Dowling Thomas C, Wang En-Shih, Ferrucci Luigi, Sorkin John D
Department of Pharmacy Practice and Science, School of Pharmacy, University of Maryland, Baltimore, Maryland.
Pharmacotherapy. 2013 Sep;33(9):912-21. doi: 10.1002/phar.1282. Epub 2013 Apr 26.
To evaluate the performance of kidney function estimation equations and to determine the frequency of drug dose discordance in an older population.
Cross-sectional analysis of data from community-dwelling volunteers randomly selected from the Baltimore Longitudinal Study of Aging from January 1, 2005, to December 31, 2010.
A total of 269 men and women with a mean ± SD age of 81 ± 6 years, mean serum creatinine concentration (Scr ) of 1.1 ± 0.4 mg/dl, and mean 24-hour measured creatinine clearance (mClcr ) of 53 ± 13 ml/minute.

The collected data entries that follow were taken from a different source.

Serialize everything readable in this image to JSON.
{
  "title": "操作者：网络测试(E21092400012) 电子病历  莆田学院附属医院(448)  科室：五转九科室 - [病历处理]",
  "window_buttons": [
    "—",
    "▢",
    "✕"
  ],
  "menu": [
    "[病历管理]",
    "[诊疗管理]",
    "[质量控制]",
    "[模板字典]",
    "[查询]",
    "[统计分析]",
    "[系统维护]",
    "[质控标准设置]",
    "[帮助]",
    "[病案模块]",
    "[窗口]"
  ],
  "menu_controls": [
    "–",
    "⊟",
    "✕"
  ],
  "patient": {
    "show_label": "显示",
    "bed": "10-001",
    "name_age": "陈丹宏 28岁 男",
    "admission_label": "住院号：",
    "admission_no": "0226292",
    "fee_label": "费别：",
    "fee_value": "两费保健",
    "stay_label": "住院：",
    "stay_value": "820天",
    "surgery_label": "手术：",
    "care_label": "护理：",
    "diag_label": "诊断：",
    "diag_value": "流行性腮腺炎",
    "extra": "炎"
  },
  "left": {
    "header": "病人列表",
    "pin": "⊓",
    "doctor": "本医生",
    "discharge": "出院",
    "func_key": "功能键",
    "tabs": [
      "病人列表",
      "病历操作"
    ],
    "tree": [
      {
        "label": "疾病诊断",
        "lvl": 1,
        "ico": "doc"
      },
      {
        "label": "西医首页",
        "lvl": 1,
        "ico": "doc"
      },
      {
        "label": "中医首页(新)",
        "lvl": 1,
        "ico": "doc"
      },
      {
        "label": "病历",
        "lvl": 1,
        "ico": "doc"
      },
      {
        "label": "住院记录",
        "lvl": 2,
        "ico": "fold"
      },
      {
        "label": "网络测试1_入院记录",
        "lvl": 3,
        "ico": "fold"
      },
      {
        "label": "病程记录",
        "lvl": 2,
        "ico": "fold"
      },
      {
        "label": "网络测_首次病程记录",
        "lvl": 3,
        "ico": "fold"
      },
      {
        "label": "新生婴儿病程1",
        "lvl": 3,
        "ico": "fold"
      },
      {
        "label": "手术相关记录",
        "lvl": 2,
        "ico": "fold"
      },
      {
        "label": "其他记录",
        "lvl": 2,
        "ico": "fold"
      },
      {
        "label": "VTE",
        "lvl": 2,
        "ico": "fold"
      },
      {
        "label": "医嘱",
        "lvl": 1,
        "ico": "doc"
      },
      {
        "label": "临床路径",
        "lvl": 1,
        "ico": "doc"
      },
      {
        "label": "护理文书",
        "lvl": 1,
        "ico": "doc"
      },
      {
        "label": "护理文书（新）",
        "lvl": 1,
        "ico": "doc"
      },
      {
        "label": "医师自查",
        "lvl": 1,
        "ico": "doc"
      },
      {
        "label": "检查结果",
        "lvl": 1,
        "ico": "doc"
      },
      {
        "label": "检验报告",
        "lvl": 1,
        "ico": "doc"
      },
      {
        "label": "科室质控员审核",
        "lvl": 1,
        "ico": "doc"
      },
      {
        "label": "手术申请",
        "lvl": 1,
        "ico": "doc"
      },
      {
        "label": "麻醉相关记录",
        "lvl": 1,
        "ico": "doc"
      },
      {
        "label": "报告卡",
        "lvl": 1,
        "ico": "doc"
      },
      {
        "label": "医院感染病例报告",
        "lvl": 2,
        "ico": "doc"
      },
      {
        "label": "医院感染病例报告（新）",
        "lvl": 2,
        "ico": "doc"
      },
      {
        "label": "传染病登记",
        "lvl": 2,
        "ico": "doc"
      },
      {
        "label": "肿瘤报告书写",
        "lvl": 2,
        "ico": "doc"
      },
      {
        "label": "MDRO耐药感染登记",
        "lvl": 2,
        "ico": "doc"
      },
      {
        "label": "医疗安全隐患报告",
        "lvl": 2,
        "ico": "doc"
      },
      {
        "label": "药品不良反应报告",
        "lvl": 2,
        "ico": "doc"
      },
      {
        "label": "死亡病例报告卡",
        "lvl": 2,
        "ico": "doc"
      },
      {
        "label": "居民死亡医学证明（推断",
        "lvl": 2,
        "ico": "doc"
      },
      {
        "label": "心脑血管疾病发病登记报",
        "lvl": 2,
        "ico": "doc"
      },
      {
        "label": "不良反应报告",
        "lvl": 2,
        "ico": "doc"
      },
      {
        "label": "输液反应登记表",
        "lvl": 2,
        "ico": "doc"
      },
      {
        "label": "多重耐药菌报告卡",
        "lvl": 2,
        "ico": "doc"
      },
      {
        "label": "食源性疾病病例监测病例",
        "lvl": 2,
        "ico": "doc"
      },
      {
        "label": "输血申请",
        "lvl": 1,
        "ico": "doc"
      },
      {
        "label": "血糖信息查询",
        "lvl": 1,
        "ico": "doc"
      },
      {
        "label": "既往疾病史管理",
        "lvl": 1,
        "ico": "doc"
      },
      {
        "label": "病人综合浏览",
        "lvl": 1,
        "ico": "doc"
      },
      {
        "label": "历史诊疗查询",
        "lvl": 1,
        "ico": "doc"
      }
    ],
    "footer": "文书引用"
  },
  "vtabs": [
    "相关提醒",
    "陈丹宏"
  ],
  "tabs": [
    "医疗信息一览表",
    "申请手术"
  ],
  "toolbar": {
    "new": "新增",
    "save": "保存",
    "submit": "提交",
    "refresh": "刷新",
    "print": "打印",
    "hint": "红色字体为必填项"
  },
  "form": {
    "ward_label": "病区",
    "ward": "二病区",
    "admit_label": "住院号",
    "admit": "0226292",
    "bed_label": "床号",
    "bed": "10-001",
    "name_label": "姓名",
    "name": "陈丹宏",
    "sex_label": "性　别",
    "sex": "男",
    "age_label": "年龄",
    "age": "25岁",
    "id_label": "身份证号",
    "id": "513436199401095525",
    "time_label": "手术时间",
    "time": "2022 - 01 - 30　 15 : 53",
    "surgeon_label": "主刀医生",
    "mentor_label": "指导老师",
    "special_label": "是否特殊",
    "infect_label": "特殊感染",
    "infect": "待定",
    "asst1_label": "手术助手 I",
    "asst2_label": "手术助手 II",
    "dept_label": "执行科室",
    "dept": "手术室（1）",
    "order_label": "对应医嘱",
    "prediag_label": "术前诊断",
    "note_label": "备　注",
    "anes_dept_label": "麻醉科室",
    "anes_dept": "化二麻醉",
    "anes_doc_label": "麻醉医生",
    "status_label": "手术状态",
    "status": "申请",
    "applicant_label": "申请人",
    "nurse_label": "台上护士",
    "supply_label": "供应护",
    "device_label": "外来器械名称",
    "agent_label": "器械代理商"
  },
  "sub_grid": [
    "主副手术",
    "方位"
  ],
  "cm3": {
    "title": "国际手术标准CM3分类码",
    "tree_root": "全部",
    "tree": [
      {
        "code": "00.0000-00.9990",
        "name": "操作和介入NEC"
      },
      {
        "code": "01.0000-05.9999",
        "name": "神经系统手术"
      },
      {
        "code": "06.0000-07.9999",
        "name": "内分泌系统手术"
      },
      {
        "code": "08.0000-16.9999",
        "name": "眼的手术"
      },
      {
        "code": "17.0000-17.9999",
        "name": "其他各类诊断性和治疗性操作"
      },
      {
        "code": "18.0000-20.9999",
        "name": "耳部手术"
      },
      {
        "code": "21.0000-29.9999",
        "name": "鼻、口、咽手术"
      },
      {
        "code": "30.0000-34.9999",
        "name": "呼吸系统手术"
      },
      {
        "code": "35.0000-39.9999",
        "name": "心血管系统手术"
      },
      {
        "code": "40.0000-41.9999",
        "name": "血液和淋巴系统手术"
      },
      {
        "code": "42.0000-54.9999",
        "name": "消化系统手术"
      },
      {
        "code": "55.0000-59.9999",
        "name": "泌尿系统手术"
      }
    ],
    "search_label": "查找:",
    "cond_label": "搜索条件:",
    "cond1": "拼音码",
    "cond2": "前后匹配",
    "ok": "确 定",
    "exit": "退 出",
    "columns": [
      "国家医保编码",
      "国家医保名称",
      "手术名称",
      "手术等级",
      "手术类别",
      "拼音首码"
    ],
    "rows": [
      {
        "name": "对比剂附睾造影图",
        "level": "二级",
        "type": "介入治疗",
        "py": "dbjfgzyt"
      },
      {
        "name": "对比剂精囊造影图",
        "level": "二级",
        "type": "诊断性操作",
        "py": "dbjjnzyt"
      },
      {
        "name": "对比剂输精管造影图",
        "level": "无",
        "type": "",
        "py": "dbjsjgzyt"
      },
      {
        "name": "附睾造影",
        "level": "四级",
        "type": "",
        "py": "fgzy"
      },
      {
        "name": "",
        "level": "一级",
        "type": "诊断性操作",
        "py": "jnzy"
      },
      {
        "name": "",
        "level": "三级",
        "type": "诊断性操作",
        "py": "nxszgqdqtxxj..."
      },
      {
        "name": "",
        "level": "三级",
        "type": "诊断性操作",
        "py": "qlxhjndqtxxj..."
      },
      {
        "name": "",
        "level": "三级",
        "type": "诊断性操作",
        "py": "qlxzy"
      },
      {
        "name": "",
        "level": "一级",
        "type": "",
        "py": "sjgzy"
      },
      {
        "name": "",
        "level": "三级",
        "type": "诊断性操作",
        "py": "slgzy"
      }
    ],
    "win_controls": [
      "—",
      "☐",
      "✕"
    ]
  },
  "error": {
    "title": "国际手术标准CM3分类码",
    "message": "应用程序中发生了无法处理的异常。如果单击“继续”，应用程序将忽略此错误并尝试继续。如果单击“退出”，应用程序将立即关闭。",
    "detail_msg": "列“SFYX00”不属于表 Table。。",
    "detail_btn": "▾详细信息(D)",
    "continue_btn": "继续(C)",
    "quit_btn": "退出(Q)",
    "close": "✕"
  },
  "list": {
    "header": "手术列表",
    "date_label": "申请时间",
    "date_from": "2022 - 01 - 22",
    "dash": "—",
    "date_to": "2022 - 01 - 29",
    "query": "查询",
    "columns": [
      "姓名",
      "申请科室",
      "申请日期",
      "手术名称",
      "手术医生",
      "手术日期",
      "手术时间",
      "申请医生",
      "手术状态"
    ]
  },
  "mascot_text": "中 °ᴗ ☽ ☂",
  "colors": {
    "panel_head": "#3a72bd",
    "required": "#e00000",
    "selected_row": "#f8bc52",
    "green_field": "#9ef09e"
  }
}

Kidney function was estimated by using the following equations: Cockcroft-Gault (CG), Modification of Diet in Renal Disease (MDRD), and Chronic Kidney Disease Epidemiology Collaboration (CKD-EPI). The performance of each equation was assessed by measuring bias and precision relative to mClcr . Dose calculation errors (discordance) were determined for 10 drugs requiring renal dosage adjustments to avoid toxicity when compared with the dosages approved by the Food and Drug Administration. The CG equation was the least biased estimate of mClcr . The MDRD and CKD-EPI equations were significantly positively biased compared with CG (mean ± SD 34 ± 20% and 22 ± 15%, respectively, p<0.001) and mClcr (29 ± 47% and 18 ± 40%, respectively, p<0.001). Rounding low Scr values (less than 1.0 mg/dl) up to an arbitrary value of 1.0 mg/dl resulted in CG values (44 ± 10 ml/minute) that were significantly lower than mClcr (56 ± 12 ml/minute, p<0.001) and CG (56 ± 15 ml/minute, p<0.001). The MDRD and CKD-EPI equations had median dose discordance rates of 28.6% and 22.9%, respectively.
The MDRD and CKD-EPI equations significantly overestimated creatinine clearance (mClcr and CG) in elderly individuals. This leads to dose calculation errors for many drugs, particularly in individuals with severe renal impairment. Thus equations estimating glomerular filtration rate should not be substituted in place of the CG equation in older adults for the purpose of renal dosage adjustments. In addition, the common practice of rounding or replacing low Scr values with an arbitrary value of 1.0 mg/dl for use in the CG equation should be avoided. Additional studies that evaluate alternative eGFR equations in the older populations that incorporate pharmacokinetic and pharmacodynamic outcomes measures are needed.
评估肾功能估算方程的性能,并确定老年人群中药物剂量不一致的频率。
对2005年1月1日至2010年12月31日从巴尔的摩纵向衰老研究中随机选取的社区居住志愿者的数据进行横断面分析。
共有269名男性和女性,平均年龄±标准差为81±6岁,平均血清肌酐浓度(Scr)为1.1±0.4mg/dl,平均24小时测量的肌酐清除率(mClcr)为53±13ml/分钟。
使用以下方程估算肾功能:Cockcroft-Gault(CG)方程、肾脏病饮食改良(MDRD)方程和慢性肾脏病流行病学协作组(CKD-EPI)方程。通过测量相对于mClcr的偏差和精密度来评估每个方程的性能。与美国食品药品监督管理局批准的剂量相比,确定了10种需要调整肾脏剂量以避免毒性的药物的剂量计算误差(不一致性)。CG方程对mClcr的估计偏差最小。与CG方程相比,MDRD和CKD-EPI方程存在显著正偏差(分别为均值±标准差34±20%和22±15%,p<0.001),与mClcr相比也存在显著正偏差(分别为29±47%和18±40%,p<0.001)。将低Scr值(低于1.0mg/dl)向上舍入到任意值1.0mg/dl,导致CG值(44±10ml/分钟)显著低于mClcr(56±12ml/分钟,p<0.001)和CG(56±15ml/分钟,p<0.001)。MDRD和CKD-EPI方程的中位剂量不一致率分别为28.6%和22.9%。
MDRD和CKD-EPI方程显著高估了老年人的肌酐清除率(mClcr和CG)。这导致许多药物的剂量计算错误,尤其是在严重肾功能损害的个体中。因此,在老年人中进行肾脏剂量调整时,不应使用估算肾小球滤过率的方程替代CG方程。此外,应避免在CG方程中常规将低Scr值向上舍入或用任意值1.0mg/dl替代的做法。需要开展更多研究,在老年人群中评估纳入药代动力学和药效学结果指标的替代估算肾小球滤过率方程。